Fitz, Coltrane says, is a gambler “because he is very intelligent and can finish most people’s sentences. He needs some relationship with emergency and danger. Because he isn’t a physical guy, gambling is a very, very good way to get the adrenaline going, particularly if you fake your wife’s signature on a mortgage agreement for an extension. ...”

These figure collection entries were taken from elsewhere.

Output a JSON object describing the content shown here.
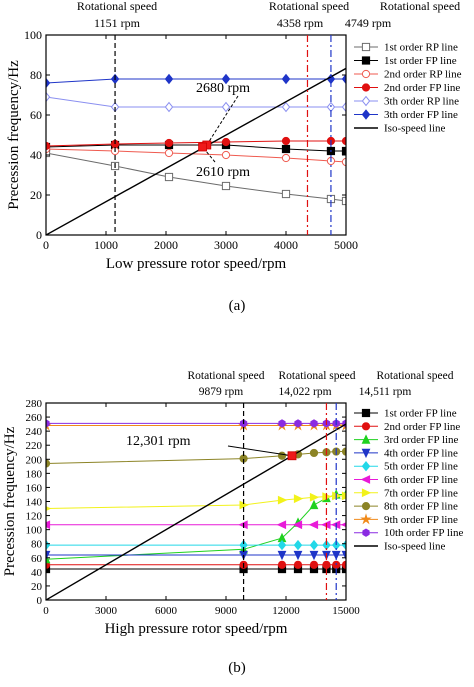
{
  "panels": [
    {
      "label": "(a)",
      "chart_data": {
        "type": "line",
        "xlabel": "Low pressure rotor speed/rpm",
        "ylabel": "Precession frequency/Hz",
        "xlim": [
          0,
          5000
        ],
        "ylim": [
          0,
          100
        ],
        "xticks": [
          0,
          1000,
          2000,
          3000,
          4000,
          5000
        ],
        "yticks": [
          0,
          20,
          40,
          60,
          80,
          100
        ],
        "legend_position": "right",
        "series": [
          {
            "name": "1st order RP line",
            "color": "#6b6b6b",
            "marker": "square-open",
            "x": [
              0,
              1151,
              2050,
              3000,
              4000,
              4749,
              5000
            ],
            "y": [
              41,
              34.5,
              29,
              24.5,
              20.5,
              18,
              17
            ]
          },
          {
            "name": "1st order FP line",
            "color": "#000000",
            "marker": "square",
            "x": [
              0,
              1151,
              2050,
              3000,
              4000,
              4749,
              5000
            ],
            "y": [
              44,
              45,
              45,
              45,
              43,
              42,
              42
            ]
          },
          {
            "name": "2nd order RP line",
            "color": "#ef5a4f",
            "marker": "circle-open",
            "x": [
              0,
              1151,
              2050,
              3000,
              4000,
              4749,
              5000
            ],
            "y": [
              43,
              42,
              41,
              40,
              38.5,
              37,
              36.5
            ]
          },
          {
            "name": "2nd order FP line",
            "color": "#e01010",
            "marker": "circle",
            "x": [
              0,
              1151,
              2050,
              3000,
              4000,
              4749,
              5000
            ],
            "y": [
              44.5,
              45.5,
              46,
              46.5,
              47,
              47,
              47
            ]
          },
          {
            "name": "3th order RP line",
            "color": "#8a8ff0",
            "marker": "diamond-open",
            "x": [
              0,
              1151,
              2050,
              3000,
              4000,
              4749,
              5000
            ],
            "y": [
              69,
              64,
              64,
              64,
              64,
              64,
              64
            ]
          },
          {
            "name": "3th order FP line",
            "color": "#1f35c8",
            "marker": "diamond",
            "x": [
              0,
              1151,
              2050,
              3000,
              4000,
              4749,
              5000
            ],
            "y": [
              76,
              78,
              78,
              78,
              78,
              78,
              78
            ]
          },
          {
            "name": "Iso-speed line",
            "color": "#000000",
            "marker": "none",
            "x": [
              0,
              5000
            ],
            "y": [
              0,
              83.3
            ]
          }
        ],
        "speed_lines": [
          {
            "x": 1151,
            "label": "Rotational speed",
            "value_label": "1151 rpm",
            "color": "#000000",
            "style": "dashed"
          },
          {
            "x": 4358,
            "label": "Rotational speed",
            "value_label": "4358 rpm",
            "color": "#e01010",
            "style": "dashdot"
          },
          {
            "x": 4749,
            "label": "Rotational speed",
            "value_label": "4749 rpm",
            "color": "#1f35c8",
            "style": "dashdot"
          }
        ],
        "annotations": [
          {
            "text": "2680 rpm",
            "x": 2680,
            "y": 45
          },
          {
            "text": "2610 rpm",
            "x": 2610,
            "y": 44
          }
        ]
      }
    },
    {
      "label": "(b)",
      "chart_data": {
        "type": "line",
        "xlabel": "High pressure rotor speed/rpm",
        "ylabel": "Precession frequency/Hz",
        "xlim": [
          0,
          15000
        ],
        "ylim": [
          0,
          280
        ],
        "xticks": [
          0,
          3000,
          6000,
          9000,
          12000,
          15000
        ],
        "yticks": [
          0,
          20,
          40,
          60,
          80,
          100,
          120,
          140,
          160,
          180,
          200,
          220,
          240,
          260,
          280
        ],
        "legend_position": "right",
        "series": [
          {
            "name": "1st order FP line",
            "color": "#000000",
            "marker": "square",
            "x": [
              0,
              9879,
              11800,
              12600,
              13400,
              14022,
              14511,
              15000
            ],
            "y": [
              44,
              44,
              44,
              44,
              44,
              44,
              44,
              44
            ]
          },
          {
            "name": "2nd order FP line",
            "color": "#e01010",
            "marker": "circle",
            "x": [
              0,
              9879,
              11800,
              12600,
              13400,
              14022,
              14511,
              15000
            ],
            "y": [
              50,
              50,
              50,
              50,
              50,
              50,
              50,
              50
            ]
          },
          {
            "name": "3rd order FP line",
            "color": "#1fd11f",
            "marker": "triangle-up",
            "x": [
              0,
              9879,
              11800,
              12600,
              13400,
              14022,
              14511,
              15000
            ],
            "y": [
              58,
              72,
              88,
              110,
              135,
              145,
              150,
              150
            ]
          },
          {
            "name": "4th order FP line",
            "color": "#1f35c8",
            "marker": "triangle-down",
            "x": [
              0,
              9879,
              11800,
              12600,
              13400,
              14022,
              14511,
              15000
            ],
            "y": [
              64,
              64,
              64,
              64,
              64,
              64,
              64,
              64
            ]
          },
          {
            "name": "5th order FP line",
            "color": "#22d8e8",
            "marker": "diamond",
            "x": [
              0,
              9879,
              11800,
              12600,
              13400,
              14022,
              14511,
              15000
            ],
            "y": [
              78,
              78,
              78,
              78,
              78,
              78,
              78,
              78
            ]
          },
          {
            "name": "6th order FP line",
            "color": "#e81ad8",
            "marker": "triangle-left",
            "x": [
              0,
              9879,
              11800,
              12600,
              13400,
              14022,
              14511,
              15000
            ],
            "y": [
              107,
              107,
              107,
              107,
              107,
              107,
              107,
              107
            ]
          },
          {
            "name": "7th order FP line",
            "color": "#f2f21a",
            "marker": "triangle-right",
            "x": [
              0,
              9879,
              11800,
              12600,
              13400,
              14022,
              14511,
              15000
            ],
            "y": [
              130,
              135,
              142,
              144,
              146,
              147,
              148,
              148
            ]
          },
          {
            "name": "8th order FP line",
            "color": "#8c8426",
            "marker": "circle",
            "x": [
              0,
              9879,
              11800,
              12600,
              13400,
              14022,
              14511,
              15000
            ],
            "y": [
              194,
              201,
              205,
              207,
              209,
              210,
              211,
              211
            ]
          },
          {
            "name": "9th order FP line",
            "color": "#f08a1a",
            "marker": "star",
            "x": [
              0,
              9879,
              11800,
              12600,
              13400,
              14022,
              14511,
              15000
            ],
            "y": [
              248,
              248,
              248,
              248,
              248,
              248,
              248,
              248
            ]
          },
          {
            "name": "10th order FP line",
            "color": "#8a2be2",
            "marker": "hexagon",
            "x": [
              0,
              9879,
              11800,
              12600,
              13400,
              14022,
              14511,
              15000
            ],
            "y": [
              251,
              251,
              251,
              251,
              251,
              251,
              251,
              251
            ]
          },
          {
            "name": "Iso-speed line",
            "color": "#000000",
            "marker": "none",
            "x": [
              0,
              15000
            ],
            "y": [
              0,
              250
            ]
          }
        ],
        "speed_lines": [
          {
            "x": 9879,
            "label": "Rotational speed",
            "value_label": "9879 rpm",
            "color": "#000000",
            "style": "dashed"
          },
          {
            "x": 14022,
            "label": "Rotational speed",
            "value_label": "14,022 rpm",
            "color": "#e01010",
            "style": "dashdot"
          },
          {
            "x": 14511,
            "label": "Rotational speed",
            "value_label": "14,511 rpm",
            "color": "#1f35c8",
            "style": "dashdot"
          }
        ],
        "annotations": [
          {
            "text": "12,301 rpm",
            "x": 12301,
            "y": 205
          }
        ]
      }
    }
  ]
}
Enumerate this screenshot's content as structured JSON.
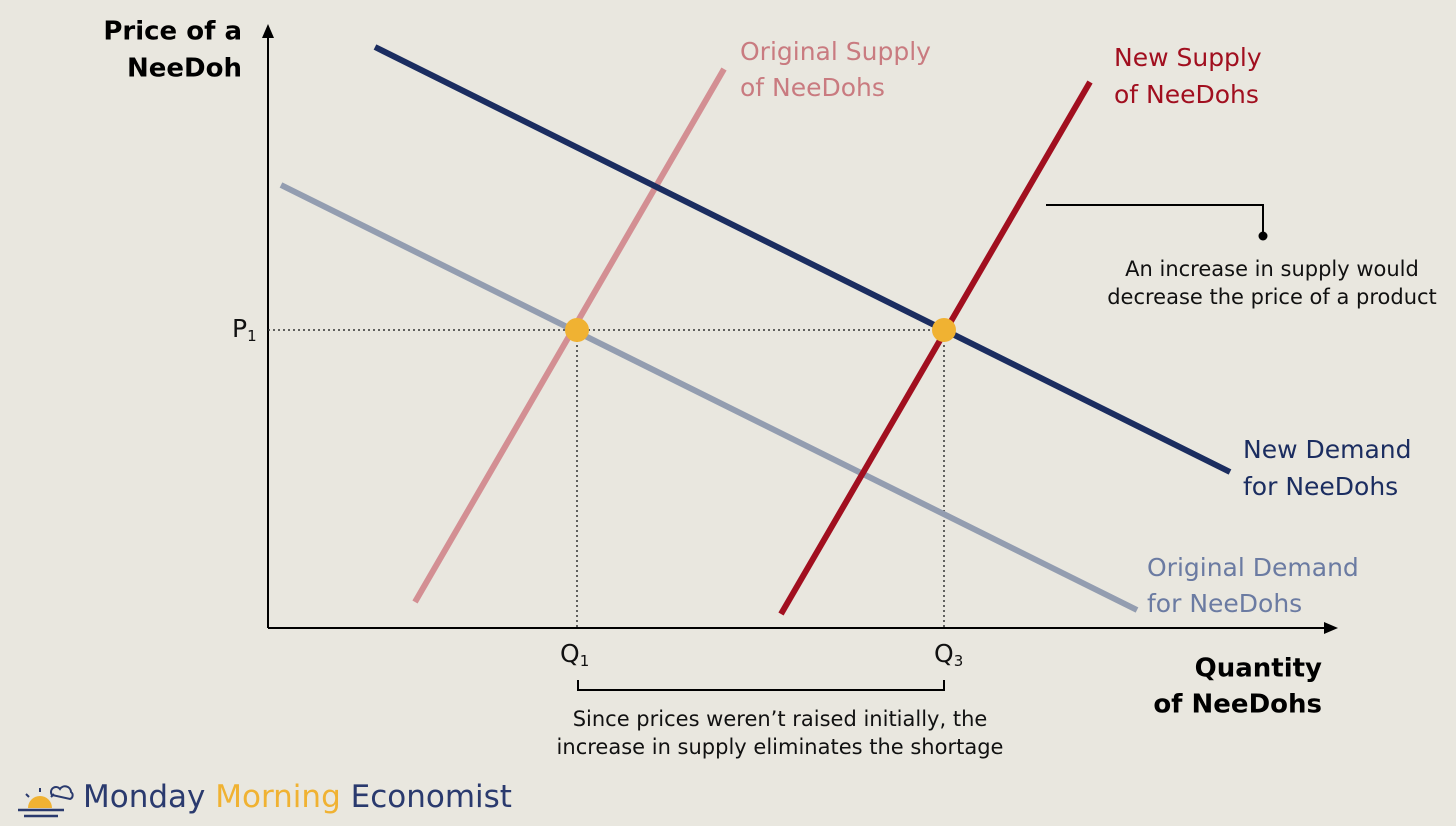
{
  "axes": {
    "y_label": [
      "Price of a",
      "NeeDoh"
    ],
    "x_label": [
      "Quantity",
      "of NeeDohs"
    ]
  },
  "curves": [
    {
      "label": [
        "Original Supply",
        "of NeeDohs"
      ]
    },
    {
      "label": [
        "New Supply",
        "of NeeDohs"
      ]
    },
    {
      "label": [
        "New Demand",
        "for NeeDohs"
      ]
    },
    {
      "label": [
        "Original Demand",
        "for NeeDohs"
      ]
    }
  ],
  "markers": {
    "p1": {
      "main": "P",
      "sub": "1"
    },
    "q1": {
      "main": "Q",
      "sub": "1"
    },
    "q3": {
      "main": "Q",
      "sub": "3"
    }
  },
  "annotations": [
    [
      "An increase in supply would",
      "decrease the price of a product"
    ],
    [
      "Since prices weren’t raised initially, the",
      "increase in supply eliminates the shortage"
    ]
  ],
  "brand": {
    "words": [
      "Monday",
      "Morning",
      "Economist"
    ]
  }
}
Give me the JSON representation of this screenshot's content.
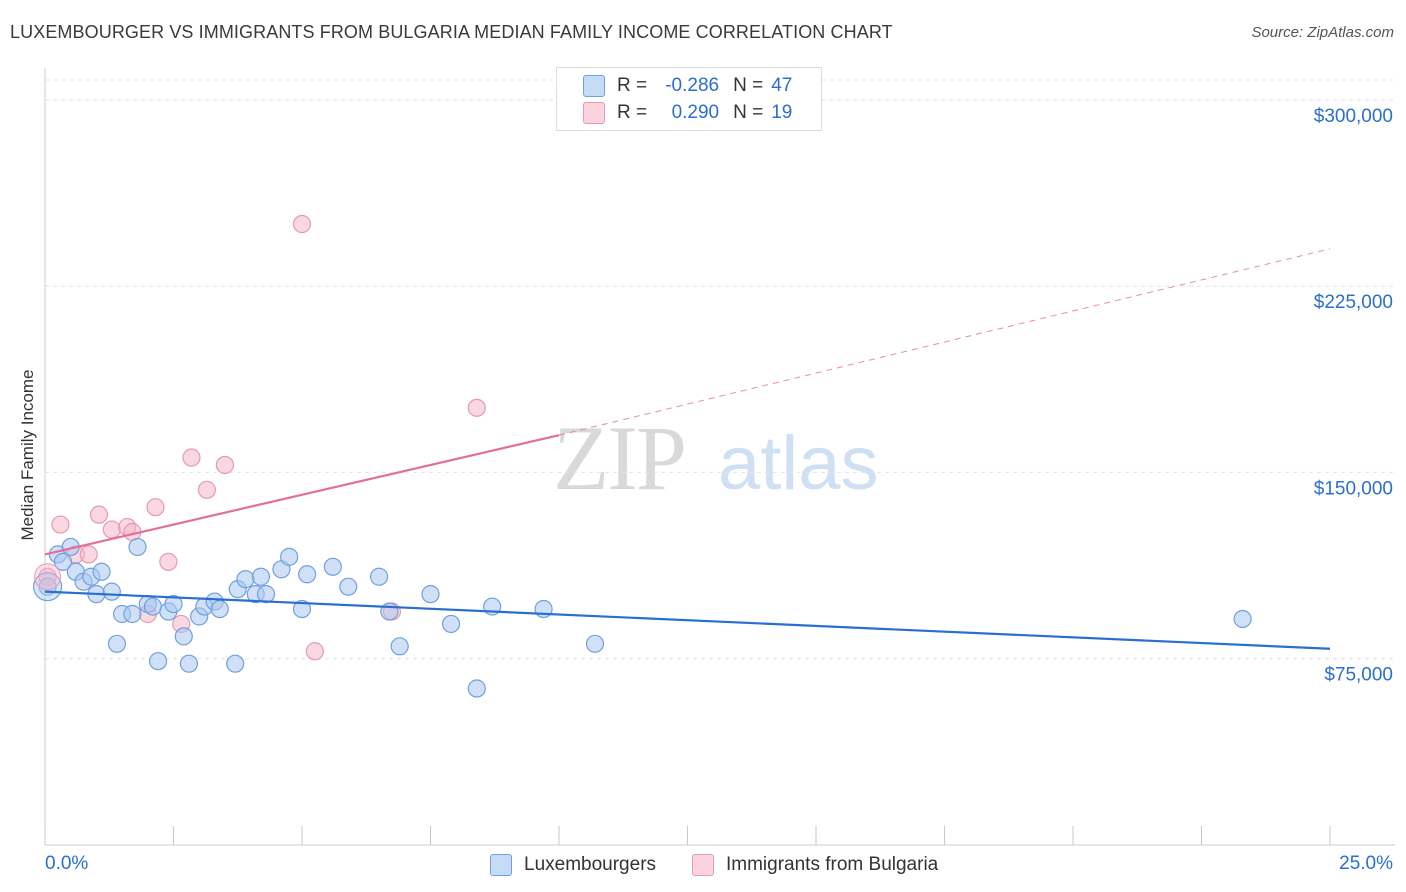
{
  "header": {
    "title": "LUXEMBOURGER VS IMMIGRANTS FROM BULGARIA MEDIAN FAMILY INCOME CORRELATION CHART",
    "source": "Source: ZipAtlas.com"
  },
  "watermark": {
    "zip": "ZIP",
    "atlas": "atlas"
  },
  "legend": {
    "rows": [
      {
        "r_label": "R =",
        "r_value": "-0.286",
        "n_label": "N =",
        "n_value": "47",
        "color": "#a9c9f0"
      },
      {
        "r_label": "R =",
        "r_value": "0.290",
        "n_label": "N =",
        "n_value": "19",
        "color": "#f5b8ca"
      }
    ]
  },
  "bottom_legend": {
    "items": [
      {
        "label": "Luxembourgers",
        "color": "#a9c9f0"
      },
      {
        "label": "Immigrants from Bulgaria",
        "color": "#f5b8ca"
      }
    ]
  },
  "colors": {
    "blue": "#2a6fcf",
    "pink": "#e0709a",
    "blue_fill": "#a9c9f0",
    "pink_fill": "#f5b8ca",
    "tick_text": "#2a6fcf"
  },
  "chart_data": {
    "type": "scatter",
    "title": "LUXEMBOURGER VS IMMIGRANTS FROM BULGARIA MEDIAN FAMILY INCOME CORRELATION CHART",
    "xlabel": "",
    "ylabel": "Median Family Income",
    "xlim": [
      0,
      25
    ],
    "ylim": [
      0,
      310000
    ],
    "x_tick_labels": [
      "0.0%",
      "25.0%"
    ],
    "y_ticks": [
      75000,
      150000,
      225000,
      300000
    ],
    "y_tick_labels": [
      "$75,000",
      "$150,000",
      "$225,000",
      "$300,000"
    ],
    "grid": true,
    "legend_position": "top-center",
    "series": [
      {
        "name": "Luxembourgers",
        "r": -0.286,
        "n": 47,
        "points": [
          [
            0.05,
            104000
          ],
          [
            0.25,
            117000
          ],
          [
            0.35,
            114000
          ],
          [
            0.5,
            120000
          ],
          [
            0.6,
            110000
          ],
          [
            0.75,
            106000
          ],
          [
            0.9,
            108000
          ],
          [
            1.0,
            101000
          ],
          [
            1.1,
            110000
          ],
          [
            1.3,
            102000
          ],
          [
            1.4,
            81000
          ],
          [
            1.5,
            93000
          ],
          [
            1.7,
            93000
          ],
          [
            1.8,
            120000
          ],
          [
            2.0,
            97000
          ],
          [
            2.1,
            96000
          ],
          [
            2.2,
            74000
          ],
          [
            2.4,
            94000
          ],
          [
            2.5,
            97000
          ],
          [
            2.7,
            84000
          ],
          [
            2.8,
            73000
          ],
          [
            3.0,
            92000
          ],
          [
            3.1,
            96000
          ],
          [
            3.3,
            98000
          ],
          [
            3.4,
            95000
          ],
          [
            3.7,
            73000
          ],
          [
            3.75,
            103000
          ],
          [
            3.9,
            107000
          ],
          [
            4.1,
            101000
          ],
          [
            4.2,
            108000
          ],
          [
            4.3,
            101000
          ],
          [
            4.6,
            111000
          ],
          [
            4.75,
            116000
          ],
          [
            5.0,
            95000
          ],
          [
            5.1,
            109000
          ],
          [
            5.6,
            112000
          ],
          [
            5.9,
            104000
          ],
          [
            6.5,
            108000
          ],
          [
            6.7,
            94000
          ],
          [
            6.9,
            80000
          ],
          [
            7.5,
            101000
          ],
          [
            7.9,
            89000
          ],
          [
            8.4,
            63000
          ],
          [
            8.7,
            96000
          ],
          [
            9.7,
            95000
          ],
          [
            10.7,
            81000
          ],
          [
            23.3,
            91000
          ]
        ],
        "trend": {
          "x": [
            0,
            25
          ],
          "y": [
            102000,
            79000
          ]
        }
      },
      {
        "name": "Immigrants from Bulgaria",
        "r": 0.29,
        "n": 19,
        "points": [
          [
            0.05,
            108000
          ],
          [
            0.3,
            129000
          ],
          [
            0.6,
            117000
          ],
          [
            0.85,
            117000
          ],
          [
            1.05,
            133000
          ],
          [
            1.3,
            127000
          ],
          [
            1.6,
            128000
          ],
          [
            1.7,
            126000
          ],
          [
            2.0,
            93000
          ],
          [
            2.15,
            136000
          ],
          [
            2.4,
            114000
          ],
          [
            2.65,
            89000
          ],
          [
            2.85,
            156000
          ],
          [
            3.15,
            143000
          ],
          [
            3.5,
            153000
          ],
          [
            5.0,
            250000
          ],
          [
            5.25,
            78000
          ],
          [
            6.75,
            94000
          ],
          [
            8.4,
            176000
          ]
        ],
        "trend_solid": {
          "x": [
            0,
            10
          ],
          "y": [
            117000,
            165000
          ]
        },
        "trend_dashed": {
          "x": [
            10,
            25
          ],
          "y": [
            165000,
            240000
          ]
        }
      }
    ]
  }
}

Recently signed to play the villain in the upcoming James Bond flick, “Goldeneye,” Coltrane says he is frequently courted by American TV producers. “I have offers to come and do sitcoms but they want five years’ commitment,” he says. “They want 27 shows a year and three months off to make a film if you are lucky. I have got past that stage in Britain and I wouldn’t want to go back to that. You know what I mean? To be honest, to commit myself to five years to do a sitcom would drive me nuts. My commitment to ‘Cracker’ is three years. I will do it again this year, and that’s it.”

At least for the series. “We will do specials and I think we will do a feature or two,” Coltrane says. “It would be mad to let a character like that die. It is such a good character. But I think it would be difficult to come up with nine hours every year (for TV) of that quality. ... I would like to leave while the quality is still excellent.”

“Cracker” airs Tuesday at 6 and 10 p.m. on A&E.; Subsequent episodes will air Feb. 7 and March 7.